Architectural rendering of proposed Navy Broadway Complex
A legal appeal to stop ex–Union-Tribune publisher and Donald Trump moneyman Douglas Manchester from building his so-called Navy Broadway Complex on downtown's waterfront has been spurned by the U.S. Supreme Court, a move that could open the way for the big office and hotel project to proceed under control of a new Republican administration eager to put its construction timeline on steroids.
The $1.3 billion commercial and governmental project received a green light on March 30 of this year when a three-judge panel of the federal Ninth District appeals court voted 2-1 against a lawsuit alleging that the Navy had not fully evaluated the impact of possible terrorism at its prominent downtown site.
"Specifically, the panel held that the Navy considered the relevant factors in its 'hard look' at potential terrorism at the Navy Broadway Complex. The panel also held that the federal defendants did not abuse their discretion in determining that there was no significant impact from the possible environmental effects of potential terrorism at the Navy Broadway Complex, and a Supplemental Environmental Impact Statement was not required," per a summary of the decision.
The government "could have, and should have, considered the environmental impact of at least a few attack scenarios at the Complex," wrote dissenting senior district judge James G. Carr.
He noted that the environmental report had been revised following public comments regarding potential terrorism, but "those revisions only strengthened the Complex’s defenses against a potential terrorist attack; they did not assess the likely environmental impact of such an attack."
After the ruling, Cory Briggs, attorney for the plaintiff in the case, the San Diego Navy Broadway Complex Coalition, vowed to take the matter to the Supreme Court.
“Against a new backdrop of constant threats from terrorist attack, it is essential to analyze the risks posed by a project that proposes to locate an unsecured high-rise naval headquarters and unsecured high-rise civilian buildings next to each other, right on downtown San Diego’s waterfront, only a few blocks from an international airport and literally right across a two-lane street from the port’s newest cruise-ship terminal,” said the plaintiff’s appeal.
In a December 12 notice posted online, the court announced it had decided not to take up the case.

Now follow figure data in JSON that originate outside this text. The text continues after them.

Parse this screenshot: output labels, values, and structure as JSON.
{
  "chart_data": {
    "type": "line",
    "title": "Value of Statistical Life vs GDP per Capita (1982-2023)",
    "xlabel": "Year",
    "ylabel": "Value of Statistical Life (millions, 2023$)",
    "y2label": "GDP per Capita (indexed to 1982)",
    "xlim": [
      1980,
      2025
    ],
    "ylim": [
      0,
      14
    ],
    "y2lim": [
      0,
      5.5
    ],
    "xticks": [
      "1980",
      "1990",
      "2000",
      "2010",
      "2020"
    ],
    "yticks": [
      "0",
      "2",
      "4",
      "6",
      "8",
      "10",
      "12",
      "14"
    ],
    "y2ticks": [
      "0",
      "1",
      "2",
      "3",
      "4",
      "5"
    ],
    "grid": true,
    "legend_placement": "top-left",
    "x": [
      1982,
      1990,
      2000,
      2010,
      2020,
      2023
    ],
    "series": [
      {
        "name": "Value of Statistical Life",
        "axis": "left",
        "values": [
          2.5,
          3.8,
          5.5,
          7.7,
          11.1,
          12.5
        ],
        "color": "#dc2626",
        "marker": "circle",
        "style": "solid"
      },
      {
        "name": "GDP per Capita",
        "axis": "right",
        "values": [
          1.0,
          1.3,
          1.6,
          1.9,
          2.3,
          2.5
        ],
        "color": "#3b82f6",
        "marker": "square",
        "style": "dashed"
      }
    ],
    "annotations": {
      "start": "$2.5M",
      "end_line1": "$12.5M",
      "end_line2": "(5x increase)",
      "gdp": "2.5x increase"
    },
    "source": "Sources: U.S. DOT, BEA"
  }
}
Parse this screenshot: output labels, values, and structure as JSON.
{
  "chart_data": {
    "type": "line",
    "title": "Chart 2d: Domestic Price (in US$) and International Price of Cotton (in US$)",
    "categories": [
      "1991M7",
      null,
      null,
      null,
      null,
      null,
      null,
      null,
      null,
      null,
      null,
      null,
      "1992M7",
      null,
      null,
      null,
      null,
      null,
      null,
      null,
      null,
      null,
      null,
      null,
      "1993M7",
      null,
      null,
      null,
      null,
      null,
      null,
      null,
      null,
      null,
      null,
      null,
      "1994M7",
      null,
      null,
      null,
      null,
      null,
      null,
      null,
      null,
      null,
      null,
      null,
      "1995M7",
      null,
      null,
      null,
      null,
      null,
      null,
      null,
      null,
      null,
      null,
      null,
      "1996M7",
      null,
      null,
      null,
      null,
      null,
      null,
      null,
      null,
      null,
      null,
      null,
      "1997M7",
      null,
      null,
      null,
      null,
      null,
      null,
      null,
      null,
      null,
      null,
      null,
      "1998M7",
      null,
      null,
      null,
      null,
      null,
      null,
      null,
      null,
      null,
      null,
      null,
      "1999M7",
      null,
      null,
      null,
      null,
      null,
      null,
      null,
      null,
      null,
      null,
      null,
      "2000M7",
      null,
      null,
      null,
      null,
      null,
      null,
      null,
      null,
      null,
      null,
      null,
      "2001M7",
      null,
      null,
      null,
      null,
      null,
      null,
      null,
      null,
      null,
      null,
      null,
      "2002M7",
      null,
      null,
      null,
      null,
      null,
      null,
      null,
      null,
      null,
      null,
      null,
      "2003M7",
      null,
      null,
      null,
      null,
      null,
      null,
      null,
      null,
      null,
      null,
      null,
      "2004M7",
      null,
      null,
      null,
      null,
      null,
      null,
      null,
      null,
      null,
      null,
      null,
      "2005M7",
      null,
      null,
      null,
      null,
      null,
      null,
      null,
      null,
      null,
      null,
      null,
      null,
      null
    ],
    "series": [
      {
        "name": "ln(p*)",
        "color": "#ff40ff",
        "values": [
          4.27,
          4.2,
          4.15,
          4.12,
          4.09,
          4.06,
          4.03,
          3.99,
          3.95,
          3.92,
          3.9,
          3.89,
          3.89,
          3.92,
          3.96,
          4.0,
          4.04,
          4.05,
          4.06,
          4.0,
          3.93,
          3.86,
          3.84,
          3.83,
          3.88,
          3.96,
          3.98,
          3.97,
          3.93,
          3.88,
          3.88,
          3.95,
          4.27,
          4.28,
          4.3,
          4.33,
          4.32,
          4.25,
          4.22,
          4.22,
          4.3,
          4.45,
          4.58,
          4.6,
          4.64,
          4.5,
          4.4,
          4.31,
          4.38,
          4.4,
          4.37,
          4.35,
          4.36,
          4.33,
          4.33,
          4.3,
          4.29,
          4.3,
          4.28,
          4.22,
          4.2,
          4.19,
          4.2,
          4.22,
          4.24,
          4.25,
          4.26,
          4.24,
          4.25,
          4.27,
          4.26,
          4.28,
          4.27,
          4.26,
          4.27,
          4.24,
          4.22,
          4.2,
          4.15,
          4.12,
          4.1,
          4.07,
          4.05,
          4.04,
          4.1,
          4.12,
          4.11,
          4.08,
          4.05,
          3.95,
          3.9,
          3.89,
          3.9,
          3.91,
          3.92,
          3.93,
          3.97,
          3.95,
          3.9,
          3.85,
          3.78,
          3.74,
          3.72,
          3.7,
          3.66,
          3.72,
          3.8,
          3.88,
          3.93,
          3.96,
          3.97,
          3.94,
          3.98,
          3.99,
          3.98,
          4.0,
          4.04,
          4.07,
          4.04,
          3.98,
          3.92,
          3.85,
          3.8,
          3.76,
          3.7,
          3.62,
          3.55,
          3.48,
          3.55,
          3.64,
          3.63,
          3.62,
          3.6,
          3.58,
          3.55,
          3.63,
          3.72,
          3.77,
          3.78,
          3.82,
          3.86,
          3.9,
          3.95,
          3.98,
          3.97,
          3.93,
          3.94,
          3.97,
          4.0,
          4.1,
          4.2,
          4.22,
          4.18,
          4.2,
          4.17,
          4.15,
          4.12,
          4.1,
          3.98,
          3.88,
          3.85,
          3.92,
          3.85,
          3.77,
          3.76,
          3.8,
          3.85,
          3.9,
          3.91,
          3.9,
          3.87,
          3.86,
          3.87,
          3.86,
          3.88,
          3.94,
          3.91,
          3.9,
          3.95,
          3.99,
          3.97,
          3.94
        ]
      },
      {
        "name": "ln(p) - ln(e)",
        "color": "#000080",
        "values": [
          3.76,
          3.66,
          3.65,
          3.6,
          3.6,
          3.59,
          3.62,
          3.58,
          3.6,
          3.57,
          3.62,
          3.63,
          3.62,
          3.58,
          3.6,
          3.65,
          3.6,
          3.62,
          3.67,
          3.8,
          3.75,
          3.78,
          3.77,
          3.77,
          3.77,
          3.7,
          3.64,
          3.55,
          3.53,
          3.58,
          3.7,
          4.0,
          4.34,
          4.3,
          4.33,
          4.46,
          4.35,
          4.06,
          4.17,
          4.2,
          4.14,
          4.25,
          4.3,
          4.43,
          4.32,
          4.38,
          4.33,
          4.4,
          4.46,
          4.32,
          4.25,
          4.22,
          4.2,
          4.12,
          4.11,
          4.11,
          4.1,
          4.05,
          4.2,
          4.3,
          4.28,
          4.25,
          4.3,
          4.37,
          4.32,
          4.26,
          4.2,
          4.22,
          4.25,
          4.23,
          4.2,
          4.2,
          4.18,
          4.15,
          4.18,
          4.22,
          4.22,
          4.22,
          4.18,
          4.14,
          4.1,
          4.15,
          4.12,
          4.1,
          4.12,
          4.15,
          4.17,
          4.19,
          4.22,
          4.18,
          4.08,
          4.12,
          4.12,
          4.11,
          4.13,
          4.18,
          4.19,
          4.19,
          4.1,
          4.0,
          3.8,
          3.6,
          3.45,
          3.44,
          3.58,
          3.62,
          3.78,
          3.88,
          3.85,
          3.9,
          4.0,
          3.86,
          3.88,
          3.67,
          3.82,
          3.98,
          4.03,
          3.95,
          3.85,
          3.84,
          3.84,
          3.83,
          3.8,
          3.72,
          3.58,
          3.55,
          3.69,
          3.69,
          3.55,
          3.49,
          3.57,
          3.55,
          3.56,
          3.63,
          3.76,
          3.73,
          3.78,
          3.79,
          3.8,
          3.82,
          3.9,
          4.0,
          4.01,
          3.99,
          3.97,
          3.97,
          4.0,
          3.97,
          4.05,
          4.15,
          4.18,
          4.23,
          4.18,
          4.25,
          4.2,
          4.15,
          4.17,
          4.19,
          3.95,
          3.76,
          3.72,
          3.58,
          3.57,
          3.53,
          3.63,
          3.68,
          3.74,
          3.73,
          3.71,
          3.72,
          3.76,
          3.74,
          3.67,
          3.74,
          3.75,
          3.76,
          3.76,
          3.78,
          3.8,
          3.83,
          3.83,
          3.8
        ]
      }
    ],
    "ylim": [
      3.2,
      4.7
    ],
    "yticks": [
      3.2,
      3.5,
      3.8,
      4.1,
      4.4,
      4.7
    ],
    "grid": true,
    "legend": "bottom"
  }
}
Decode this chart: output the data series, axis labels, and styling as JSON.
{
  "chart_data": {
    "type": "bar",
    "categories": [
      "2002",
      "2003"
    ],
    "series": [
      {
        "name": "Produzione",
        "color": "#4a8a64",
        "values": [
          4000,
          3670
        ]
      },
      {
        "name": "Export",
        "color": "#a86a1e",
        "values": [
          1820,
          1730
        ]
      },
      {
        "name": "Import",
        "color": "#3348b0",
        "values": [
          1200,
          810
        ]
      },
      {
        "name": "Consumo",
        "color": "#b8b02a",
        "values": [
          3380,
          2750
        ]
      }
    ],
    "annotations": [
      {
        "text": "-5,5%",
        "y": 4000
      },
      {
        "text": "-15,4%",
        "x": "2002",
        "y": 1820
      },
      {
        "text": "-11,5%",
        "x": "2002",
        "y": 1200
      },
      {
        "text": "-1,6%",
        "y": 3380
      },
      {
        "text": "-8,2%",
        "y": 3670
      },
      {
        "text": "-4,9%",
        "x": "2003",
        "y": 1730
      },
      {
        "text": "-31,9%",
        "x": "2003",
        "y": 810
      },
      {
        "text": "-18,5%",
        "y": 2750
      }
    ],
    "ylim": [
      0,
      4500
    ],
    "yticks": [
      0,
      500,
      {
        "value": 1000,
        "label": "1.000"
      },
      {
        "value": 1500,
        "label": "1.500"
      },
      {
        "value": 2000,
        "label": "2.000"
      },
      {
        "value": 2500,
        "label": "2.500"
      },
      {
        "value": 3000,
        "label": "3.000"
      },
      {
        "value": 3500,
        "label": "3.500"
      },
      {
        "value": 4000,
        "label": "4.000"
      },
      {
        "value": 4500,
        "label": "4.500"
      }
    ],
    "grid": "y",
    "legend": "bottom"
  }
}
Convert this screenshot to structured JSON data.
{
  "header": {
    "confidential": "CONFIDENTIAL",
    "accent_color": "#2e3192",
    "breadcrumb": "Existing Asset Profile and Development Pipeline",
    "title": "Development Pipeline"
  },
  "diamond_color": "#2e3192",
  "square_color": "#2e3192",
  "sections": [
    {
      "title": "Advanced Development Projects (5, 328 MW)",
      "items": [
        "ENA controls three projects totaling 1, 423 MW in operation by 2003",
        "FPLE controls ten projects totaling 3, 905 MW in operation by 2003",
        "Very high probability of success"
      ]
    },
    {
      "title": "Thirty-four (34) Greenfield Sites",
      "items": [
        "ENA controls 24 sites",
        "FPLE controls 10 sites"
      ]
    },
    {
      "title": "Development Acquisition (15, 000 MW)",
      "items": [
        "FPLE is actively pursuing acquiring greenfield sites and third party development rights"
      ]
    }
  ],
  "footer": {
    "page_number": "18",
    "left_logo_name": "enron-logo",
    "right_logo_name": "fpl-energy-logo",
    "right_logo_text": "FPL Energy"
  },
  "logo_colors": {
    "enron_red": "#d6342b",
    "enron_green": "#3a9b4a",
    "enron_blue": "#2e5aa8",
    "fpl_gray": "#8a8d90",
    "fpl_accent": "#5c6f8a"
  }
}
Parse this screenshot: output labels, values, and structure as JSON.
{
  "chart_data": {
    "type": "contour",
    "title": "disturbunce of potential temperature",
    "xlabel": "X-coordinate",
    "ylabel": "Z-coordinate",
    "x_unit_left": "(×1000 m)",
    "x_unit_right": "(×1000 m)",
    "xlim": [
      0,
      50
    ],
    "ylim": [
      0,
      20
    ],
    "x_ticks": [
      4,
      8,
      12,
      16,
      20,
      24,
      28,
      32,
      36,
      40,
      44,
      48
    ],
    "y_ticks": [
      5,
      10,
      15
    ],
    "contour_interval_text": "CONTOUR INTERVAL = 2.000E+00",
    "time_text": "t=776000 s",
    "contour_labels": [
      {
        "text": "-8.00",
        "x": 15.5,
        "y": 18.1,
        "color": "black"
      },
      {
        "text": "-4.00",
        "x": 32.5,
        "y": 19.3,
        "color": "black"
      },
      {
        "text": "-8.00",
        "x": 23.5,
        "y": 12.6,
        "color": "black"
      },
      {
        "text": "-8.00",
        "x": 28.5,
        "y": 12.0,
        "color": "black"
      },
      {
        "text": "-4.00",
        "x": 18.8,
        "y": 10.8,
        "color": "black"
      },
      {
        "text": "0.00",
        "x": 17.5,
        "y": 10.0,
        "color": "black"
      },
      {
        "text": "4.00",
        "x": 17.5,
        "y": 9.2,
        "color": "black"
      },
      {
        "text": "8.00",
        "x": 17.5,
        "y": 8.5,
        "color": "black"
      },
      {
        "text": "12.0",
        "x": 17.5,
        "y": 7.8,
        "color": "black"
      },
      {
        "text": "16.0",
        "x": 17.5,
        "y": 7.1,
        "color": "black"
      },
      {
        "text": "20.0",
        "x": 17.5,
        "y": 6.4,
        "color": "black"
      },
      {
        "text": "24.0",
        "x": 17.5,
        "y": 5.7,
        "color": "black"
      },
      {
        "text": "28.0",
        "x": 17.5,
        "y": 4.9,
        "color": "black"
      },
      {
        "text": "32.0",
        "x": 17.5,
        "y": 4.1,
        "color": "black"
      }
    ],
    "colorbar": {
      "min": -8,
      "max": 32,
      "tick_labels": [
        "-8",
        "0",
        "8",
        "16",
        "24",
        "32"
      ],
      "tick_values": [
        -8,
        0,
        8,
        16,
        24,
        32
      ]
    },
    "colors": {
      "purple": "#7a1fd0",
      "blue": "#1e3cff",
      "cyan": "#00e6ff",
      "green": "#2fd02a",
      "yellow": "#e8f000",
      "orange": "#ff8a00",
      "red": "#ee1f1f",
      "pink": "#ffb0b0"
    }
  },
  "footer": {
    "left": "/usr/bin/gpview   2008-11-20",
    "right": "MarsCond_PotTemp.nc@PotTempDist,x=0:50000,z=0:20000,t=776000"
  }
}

"We're going to remobilize and start working diligently to position ourselves to commence at the end of the year," Manchester aide Perry Dealy told the Union-Tribune following the March ruling in favor of the project.
"You can't just flip the switch in five seconds," he added. "We have to get everybody lined up — it's a huge project and we've got a lot of components to it."
Whether the new administration may go out of its way to assist the development remains to be seen.
Federal campaign financial disclosure records show that on September 14 Dealy contributed $1000 to the Trump for President campaign, and the same to the Trump Victory committee. Manchester gave $399,400 to Trump Victory on June 21.
The developer has a 99-year lease on the bayfront property.